In this question, we are given two coils carrying the same current and having the same number of turns. As they subtend the same solid angle at point $O$ and the smaller coil is midway between the larger coil and point $O$ . By using geometry we can say, Radius of the larger coil is twice the radius of smaller coil and we can find out the magnetic field due to coil at a distance $x$ using the formula $B = \dfrac{{{\mu _0}NI{R^2}}}{{2{{\left( {{R^2} + {x^2}} \right)}^{3/2}}}}$
Magnetic field due at the axis of a circular current-carrying coil, $B = \dfrac{{{\mu _0}NI{R^2}}}{{2{{\left( {{R^2} + {x^2}} \right)}^{3/2}}}}$
Where $B$ is the magnetic field at the axis
$R$ is the radius of the coil
$I$ is the current carried by the coil
$N$ is the number of turns in the coil
$x$ is the distance from the center of the coil.
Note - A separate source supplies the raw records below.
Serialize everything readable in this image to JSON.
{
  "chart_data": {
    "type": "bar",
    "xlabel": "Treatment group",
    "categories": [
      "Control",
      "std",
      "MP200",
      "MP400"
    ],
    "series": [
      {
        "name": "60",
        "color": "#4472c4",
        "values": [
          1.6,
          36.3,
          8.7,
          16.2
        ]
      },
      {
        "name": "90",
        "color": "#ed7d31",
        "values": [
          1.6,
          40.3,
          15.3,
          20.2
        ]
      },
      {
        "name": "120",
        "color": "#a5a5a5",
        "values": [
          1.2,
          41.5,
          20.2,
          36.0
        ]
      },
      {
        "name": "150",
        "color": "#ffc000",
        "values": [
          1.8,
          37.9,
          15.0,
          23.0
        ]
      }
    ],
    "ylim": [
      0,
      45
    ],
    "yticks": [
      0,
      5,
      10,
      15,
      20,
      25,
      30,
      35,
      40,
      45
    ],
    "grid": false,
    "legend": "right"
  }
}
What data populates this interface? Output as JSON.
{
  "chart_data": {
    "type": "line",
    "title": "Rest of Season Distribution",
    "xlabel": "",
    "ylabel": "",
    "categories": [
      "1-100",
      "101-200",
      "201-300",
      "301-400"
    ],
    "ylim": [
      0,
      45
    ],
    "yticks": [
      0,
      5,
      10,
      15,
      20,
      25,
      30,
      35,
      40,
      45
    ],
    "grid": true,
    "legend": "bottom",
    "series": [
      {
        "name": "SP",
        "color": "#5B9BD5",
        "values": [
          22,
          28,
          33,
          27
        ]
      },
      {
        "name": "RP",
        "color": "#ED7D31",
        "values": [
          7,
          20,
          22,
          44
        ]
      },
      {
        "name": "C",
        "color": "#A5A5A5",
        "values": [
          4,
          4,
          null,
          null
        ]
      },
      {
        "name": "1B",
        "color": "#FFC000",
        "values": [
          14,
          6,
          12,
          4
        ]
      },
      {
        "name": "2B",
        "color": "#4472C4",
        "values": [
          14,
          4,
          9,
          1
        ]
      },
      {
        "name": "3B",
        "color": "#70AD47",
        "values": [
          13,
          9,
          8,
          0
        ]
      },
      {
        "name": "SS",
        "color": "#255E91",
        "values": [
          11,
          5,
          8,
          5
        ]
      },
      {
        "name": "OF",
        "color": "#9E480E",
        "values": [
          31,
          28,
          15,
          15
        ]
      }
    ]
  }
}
Complete step by step answer:
We are given two coils $X$ and $Y$ having an equal number of turns $N$ and carrying an equal amount of current $I$
Distance of centre of coil $X$ from the point $O$ is $d$
As coil $X$ is midway between $Y$ and $O$ ,
Distance of centre of coil $Y$ and $O$ is $2d$
Let radius of coil $Y$ be $R$ and radius of coil $X$ be $r$
Both the coils subtend same angle at point $O$ thus,
$\dfrac{r}{d} = \dfrac{R}{{2d}}$
$\Rightarrow R = 2r$
Now, the magnetic field at point $O$ due to bigger coil $Y$ , ${B_Y} = \dfrac{{{\mu _0}NI{R^2}}}{{2{{\left( {{R^2} + {{\left( {2d} \right)}^2}} \right)}^{3/2}}}}$
Substituting $R = 2r$ we get,
$\Rightarrow {B_Y} = \dfrac{{{\mu _0}NI\left( {4{r^2}} \right)}}{{2{{\left( {4{r^2} + 4{d^2}} \right)}^{3/2}}}}$
$\Rightarrow {B_Y} = \dfrac{{{\mu _0}NI\left( {4{r^2}} \right)}}{{2 \times 8{{\left( {{r^2} + {d^2}} \right)}^{3/2}}}}$
$\Rightarrow {B_Y} = \dfrac{{{\mu _0}NI{r^2}}}{{4{{\left( {{r^2} + {d^2}} \right)}^{3/2}}}}$
Magnetic field at point $O$ due to smaller coil $X$ , ${B_X} = \dfrac{{{\mu _0}NI{r^2}}}{{2{{\left( {{r^2} + {d^2}} \right)}^{3/2}}}}$
Therefore, $\dfrac{{{B_Y}}}{{{B_X}}} = \dfrac{{\dfrac{{{\mu _0}NI{r^2}}}{{4{{\left( {{r^2} + {d^2}} \right)}^{3/2}}}}}}{{\dfrac{{{\mu _0}NI{r^2}}}{{2{{\left( {{r^2} + {d^2}} \right)}^{3/2}}}}}} \Rightarrow \dfrac{1}{2}$
$\dfrac{{{B_Y}}}{{{B_X}}} = \dfrac{1}{2}$
Hence, the correct option is option C.

Note:
Magnetic field at the center of the coil is maximum and is equal to ${B_X} = \dfrac{{{\mu _0}NI}}{{2R}}$ . The magnetic field along the axis of the coil keeps on decreasing as we move away from the center of the coil and at far points, $x \gg R$ magnetic field becomes, $B = \dfrac{{{\mu _0}NI{R^2}}}{{2{x^3}}}$ .